Computational phylogenetics reveal the history of sign languages
Data files
Feb 05, 2024 version files 895.55 KB
-
README.md
-
SignLanguagesPhylogeny-main.zip
Abstract
Sign languages are naturally occurring languages. As such, their emergence and spread reflect the histories of their communities. However, limitations in historical recordkeeping and linguistic documentation have hindered diachronic analysis of sign languages. Here, we use computational phylogenetic methods to study family structure among 19 sign languages from deaf communities worldwide. We use phonologically coded lexical data from contemporary languages to infer relatedness, and suggest these methods can help study regular form changes in sign languages. The inferred trees are consistent in key respects with known historical information, but challenge certain assumed groupings and surpass analyses made available by traditional methods. Moreover, the phylogenetic inferences are not reducible to geographic distribution, but do affirm the importance of geopolitical forces in the histories of human languages.
README: Phylogenies with Matricial Datasets
This is the implementation of the numerical methods described in the paper "Computational phylogenetics reveal histories of sign languages". Instructions are given below to reproduce all the results from the paper, and to re-use the methodology on other data sets.
The code uses R version 4.1.2, with the "parallel" library. The code is also working on 4.1.2.
All files and code are compressed in the ZIP (including a copy of the README); files are also available at https://github.com/GClarte/SignLanguagesPhylogeny.
functions
This folder contains all the core functions needed to run the analysis. Users wishing to reproduce the results from the paper, or to make small changes (parameter values, different data) will not need to open these files. These files may be of use to researchers wishing to make more substantial changes to the model. In case of need, you can contact Grégoire Clarté.
datasets
This folder contains the datasets used for the experiments presented in the papers. The data consists in a csv file, where each line corresponds to a word in a language. The first columns give the meaning and the language; the other columns give all the characters used to encode the word. We also include an excel file containing exactly the same data.
Details of the coding system can be found in the supplementary materials of the associated paper. Cell values of "UNDEF" or "NA" indicate that the coding field was not applicable to the sign. For example, a sign that is produced in neutral signing space does not receive a code for body part.
Results
Contains the resulting samples of trees (EBNZ_1.nex, EBNZ_2.nex and Asia.nex), and the resulting consensus trees (EBNZ_1_annote.nex, EBNZ_2_annote.nex and Asia_annote.nex). We did not include the full output of the SMC as the files are too large; these files can be reproduced using the code below.
Reproducing results from the paper
R scripts are available at the root of the folder. They correspond to different analyses:
- AsianSL.R corresponds to the code for the study of the Asian dataset
- EuropeanSL.R corresponds to the code for the study of the European sign languages (with New Zealand sign language).

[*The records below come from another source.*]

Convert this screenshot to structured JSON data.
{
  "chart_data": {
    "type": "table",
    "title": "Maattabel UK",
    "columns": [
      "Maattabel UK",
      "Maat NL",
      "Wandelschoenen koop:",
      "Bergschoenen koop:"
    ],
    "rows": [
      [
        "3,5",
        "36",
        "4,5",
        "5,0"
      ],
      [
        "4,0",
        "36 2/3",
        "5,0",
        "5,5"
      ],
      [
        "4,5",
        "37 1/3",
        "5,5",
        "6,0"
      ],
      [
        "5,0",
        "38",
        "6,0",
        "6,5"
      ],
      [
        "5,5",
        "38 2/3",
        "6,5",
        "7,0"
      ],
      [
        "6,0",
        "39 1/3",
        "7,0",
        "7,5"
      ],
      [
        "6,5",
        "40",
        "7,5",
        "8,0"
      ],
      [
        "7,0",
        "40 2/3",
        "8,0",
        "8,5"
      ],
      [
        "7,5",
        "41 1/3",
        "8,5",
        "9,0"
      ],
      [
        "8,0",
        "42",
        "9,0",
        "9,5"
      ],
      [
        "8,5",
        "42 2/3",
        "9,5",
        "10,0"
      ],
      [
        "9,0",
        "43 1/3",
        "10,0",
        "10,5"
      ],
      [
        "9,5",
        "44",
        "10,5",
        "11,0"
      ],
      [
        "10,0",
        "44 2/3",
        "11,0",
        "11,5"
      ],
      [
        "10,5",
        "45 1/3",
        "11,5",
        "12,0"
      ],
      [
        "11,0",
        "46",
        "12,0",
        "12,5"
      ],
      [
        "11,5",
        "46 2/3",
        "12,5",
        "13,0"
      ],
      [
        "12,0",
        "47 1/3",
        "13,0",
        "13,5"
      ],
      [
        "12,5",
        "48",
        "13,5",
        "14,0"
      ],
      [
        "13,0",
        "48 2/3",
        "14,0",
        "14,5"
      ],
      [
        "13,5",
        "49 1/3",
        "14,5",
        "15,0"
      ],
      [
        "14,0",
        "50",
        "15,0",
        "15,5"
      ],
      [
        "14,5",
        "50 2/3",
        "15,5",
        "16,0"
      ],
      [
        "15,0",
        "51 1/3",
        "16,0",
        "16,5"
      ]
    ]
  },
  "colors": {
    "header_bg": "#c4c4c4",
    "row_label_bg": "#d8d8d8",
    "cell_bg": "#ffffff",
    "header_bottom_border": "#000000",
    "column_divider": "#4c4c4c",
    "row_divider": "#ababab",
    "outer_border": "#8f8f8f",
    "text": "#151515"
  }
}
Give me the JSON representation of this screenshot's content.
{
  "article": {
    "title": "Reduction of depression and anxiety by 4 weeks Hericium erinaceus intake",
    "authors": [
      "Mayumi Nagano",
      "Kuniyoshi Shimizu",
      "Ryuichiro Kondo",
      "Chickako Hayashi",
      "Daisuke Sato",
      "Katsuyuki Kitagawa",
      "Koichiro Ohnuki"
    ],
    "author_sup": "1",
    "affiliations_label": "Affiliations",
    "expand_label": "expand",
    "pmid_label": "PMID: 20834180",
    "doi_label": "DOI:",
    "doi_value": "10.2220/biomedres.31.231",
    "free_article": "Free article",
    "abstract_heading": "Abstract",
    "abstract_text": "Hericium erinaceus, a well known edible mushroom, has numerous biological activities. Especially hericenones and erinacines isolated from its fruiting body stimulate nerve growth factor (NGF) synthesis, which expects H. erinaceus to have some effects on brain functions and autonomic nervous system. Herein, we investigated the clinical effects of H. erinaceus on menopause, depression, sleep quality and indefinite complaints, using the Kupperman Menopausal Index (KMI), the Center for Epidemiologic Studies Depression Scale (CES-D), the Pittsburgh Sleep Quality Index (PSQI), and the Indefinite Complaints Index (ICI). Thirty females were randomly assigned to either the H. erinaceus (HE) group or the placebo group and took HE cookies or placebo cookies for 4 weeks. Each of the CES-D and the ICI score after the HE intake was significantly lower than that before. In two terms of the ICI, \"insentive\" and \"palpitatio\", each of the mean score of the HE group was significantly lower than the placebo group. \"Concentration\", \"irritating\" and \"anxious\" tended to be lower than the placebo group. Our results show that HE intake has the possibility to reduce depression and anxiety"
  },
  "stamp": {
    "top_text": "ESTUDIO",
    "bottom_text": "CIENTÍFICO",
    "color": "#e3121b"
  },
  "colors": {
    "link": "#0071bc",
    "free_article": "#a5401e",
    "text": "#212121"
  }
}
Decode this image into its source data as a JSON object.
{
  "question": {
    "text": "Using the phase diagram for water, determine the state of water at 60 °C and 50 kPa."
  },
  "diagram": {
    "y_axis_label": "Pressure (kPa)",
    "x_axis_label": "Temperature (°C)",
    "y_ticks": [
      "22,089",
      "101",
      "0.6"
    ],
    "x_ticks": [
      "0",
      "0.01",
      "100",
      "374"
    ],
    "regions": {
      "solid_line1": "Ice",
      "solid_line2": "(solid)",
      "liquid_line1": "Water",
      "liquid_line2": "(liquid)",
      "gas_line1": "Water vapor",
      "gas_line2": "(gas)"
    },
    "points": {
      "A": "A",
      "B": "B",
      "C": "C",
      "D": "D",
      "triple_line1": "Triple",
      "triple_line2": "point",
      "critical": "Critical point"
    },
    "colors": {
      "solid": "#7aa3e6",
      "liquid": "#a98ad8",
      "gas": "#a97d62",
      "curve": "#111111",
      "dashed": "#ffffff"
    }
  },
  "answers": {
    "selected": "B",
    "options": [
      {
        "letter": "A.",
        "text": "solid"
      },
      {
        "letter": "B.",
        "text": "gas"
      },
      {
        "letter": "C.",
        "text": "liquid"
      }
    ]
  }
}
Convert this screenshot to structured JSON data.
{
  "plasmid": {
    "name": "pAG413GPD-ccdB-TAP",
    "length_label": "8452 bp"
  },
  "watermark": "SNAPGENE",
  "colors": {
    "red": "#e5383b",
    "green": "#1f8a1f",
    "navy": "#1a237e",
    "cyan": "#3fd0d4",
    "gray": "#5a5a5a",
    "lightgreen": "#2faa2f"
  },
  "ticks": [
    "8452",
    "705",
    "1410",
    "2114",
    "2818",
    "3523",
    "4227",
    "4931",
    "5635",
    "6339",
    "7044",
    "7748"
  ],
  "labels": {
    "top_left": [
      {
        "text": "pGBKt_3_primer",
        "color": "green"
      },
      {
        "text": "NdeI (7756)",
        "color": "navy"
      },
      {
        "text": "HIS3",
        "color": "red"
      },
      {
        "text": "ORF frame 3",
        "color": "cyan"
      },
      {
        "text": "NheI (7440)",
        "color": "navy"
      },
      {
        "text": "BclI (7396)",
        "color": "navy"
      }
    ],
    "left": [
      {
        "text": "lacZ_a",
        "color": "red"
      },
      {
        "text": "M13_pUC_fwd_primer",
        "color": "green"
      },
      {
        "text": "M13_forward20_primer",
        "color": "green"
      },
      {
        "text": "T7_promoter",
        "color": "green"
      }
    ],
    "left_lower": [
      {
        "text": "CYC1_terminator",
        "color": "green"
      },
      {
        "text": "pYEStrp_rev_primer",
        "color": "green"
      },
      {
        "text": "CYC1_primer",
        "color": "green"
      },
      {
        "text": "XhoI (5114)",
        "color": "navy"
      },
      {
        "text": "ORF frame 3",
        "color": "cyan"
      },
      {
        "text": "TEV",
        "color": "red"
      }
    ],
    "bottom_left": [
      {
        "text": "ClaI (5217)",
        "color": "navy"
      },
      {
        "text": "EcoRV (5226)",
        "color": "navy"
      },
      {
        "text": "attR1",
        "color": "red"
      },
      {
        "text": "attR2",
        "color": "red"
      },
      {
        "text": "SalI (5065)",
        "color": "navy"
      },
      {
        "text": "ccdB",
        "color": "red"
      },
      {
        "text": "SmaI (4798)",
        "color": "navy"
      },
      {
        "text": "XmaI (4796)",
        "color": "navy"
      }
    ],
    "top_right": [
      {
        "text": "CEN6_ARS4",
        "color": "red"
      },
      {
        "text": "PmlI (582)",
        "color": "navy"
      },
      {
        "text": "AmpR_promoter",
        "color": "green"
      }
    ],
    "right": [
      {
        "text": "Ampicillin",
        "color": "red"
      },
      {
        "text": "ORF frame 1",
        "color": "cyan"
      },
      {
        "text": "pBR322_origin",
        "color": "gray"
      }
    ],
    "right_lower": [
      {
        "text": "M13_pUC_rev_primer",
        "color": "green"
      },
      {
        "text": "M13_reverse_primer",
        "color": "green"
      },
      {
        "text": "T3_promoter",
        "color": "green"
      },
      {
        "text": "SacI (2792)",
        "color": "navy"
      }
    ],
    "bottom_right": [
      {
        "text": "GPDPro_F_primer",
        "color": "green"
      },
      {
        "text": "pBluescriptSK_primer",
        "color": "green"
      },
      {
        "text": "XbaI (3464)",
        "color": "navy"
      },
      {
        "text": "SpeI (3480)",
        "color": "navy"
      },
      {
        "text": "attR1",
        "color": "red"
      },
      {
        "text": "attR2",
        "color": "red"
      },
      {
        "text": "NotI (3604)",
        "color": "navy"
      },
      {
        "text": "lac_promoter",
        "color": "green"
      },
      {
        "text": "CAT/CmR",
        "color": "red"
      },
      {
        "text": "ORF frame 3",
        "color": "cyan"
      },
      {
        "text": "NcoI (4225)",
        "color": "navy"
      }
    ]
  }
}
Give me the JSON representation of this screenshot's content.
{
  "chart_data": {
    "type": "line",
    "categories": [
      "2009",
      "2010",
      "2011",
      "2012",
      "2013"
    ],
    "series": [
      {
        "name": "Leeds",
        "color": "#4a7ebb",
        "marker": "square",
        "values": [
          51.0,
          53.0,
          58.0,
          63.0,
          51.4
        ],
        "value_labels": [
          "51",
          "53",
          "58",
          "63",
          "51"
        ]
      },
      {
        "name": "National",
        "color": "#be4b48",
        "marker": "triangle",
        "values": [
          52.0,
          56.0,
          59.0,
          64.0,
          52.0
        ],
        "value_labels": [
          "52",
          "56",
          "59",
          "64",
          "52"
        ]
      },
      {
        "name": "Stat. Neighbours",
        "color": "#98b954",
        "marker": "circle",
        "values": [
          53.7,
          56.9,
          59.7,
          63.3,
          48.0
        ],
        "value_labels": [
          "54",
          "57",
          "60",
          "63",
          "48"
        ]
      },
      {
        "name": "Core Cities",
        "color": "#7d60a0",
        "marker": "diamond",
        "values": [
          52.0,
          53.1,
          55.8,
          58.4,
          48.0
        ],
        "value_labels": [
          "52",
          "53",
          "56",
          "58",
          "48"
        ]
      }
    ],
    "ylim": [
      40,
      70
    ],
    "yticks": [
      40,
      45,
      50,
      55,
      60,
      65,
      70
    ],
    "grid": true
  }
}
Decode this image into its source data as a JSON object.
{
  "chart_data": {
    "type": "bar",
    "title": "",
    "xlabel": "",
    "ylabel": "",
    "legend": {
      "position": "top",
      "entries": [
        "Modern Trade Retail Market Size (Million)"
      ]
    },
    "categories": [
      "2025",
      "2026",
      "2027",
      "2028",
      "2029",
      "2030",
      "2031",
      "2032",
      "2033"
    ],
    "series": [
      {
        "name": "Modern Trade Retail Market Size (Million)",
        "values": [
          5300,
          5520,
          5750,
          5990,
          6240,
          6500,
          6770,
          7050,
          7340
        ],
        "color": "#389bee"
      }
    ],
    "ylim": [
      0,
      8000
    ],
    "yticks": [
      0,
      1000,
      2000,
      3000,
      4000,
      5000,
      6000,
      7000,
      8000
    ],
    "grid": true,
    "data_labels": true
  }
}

- AllSL.R includes Asian, European and New Zealand sign languages. (This last analysis gives trees which should not be reused, as it is based upon the unwarranted assumptions that all sign languages belong to a single tree.)
To reproduce the results of the paper, execute the relevant R script. We recommend using a large cluster as the running time is about a day with 40 cores; the number of cores can be changed in the last lines of each script.
In all cases, you should then execute the PostProcessing.R script, which post-processes the output and saves the trees in the Nexus format for interpretation in standard phylogenetic software.
Users wishing to make slight modifications to the analyses will presumably be particularly interested in changing the following parameter values:
- prior information on ages are set in the object "Contraintesages"
- the set of characters used is given by object "qui"
- the set of languages included is set by object "quelleslangues"
Using the code on other data sets
The script GenericTemplate.R gives a template which can be adapted to apply the method to other data. To use this script, re-users will need to fill out certain parameters, which are marked explicitly. This script goes through the whole process: formatting the dataset for the inference, setting of the parameters, launching of the SMC, description of the output.
Here too, you should then execute the PostProcessing.R script. It plots all the parameters and produces the .nex files needed for subsequent phylogenetic analyses. The resulting .nex files can be fed to standard phylogenetic software.
Thanks
The implementation of the Dirichlet distribution comes from the gtools package.
Methods
Data set comprises coded vocabulary data from 19 sign languages. Vocabulary items were sourced from freely available online sign language dictionaries and were annotated using a web-based interface developed for the project. The categories and category values used in the coding system are compatible with and informed by leading contemporary theories of sign language phonology. Additional information about data collection and coding is available in Section 2 and Section 4 of the supplementary materials text.
Usage notes
Proprietary and open-source software capable of working with .CSV files, including Microsoft Excel and Google Sheets.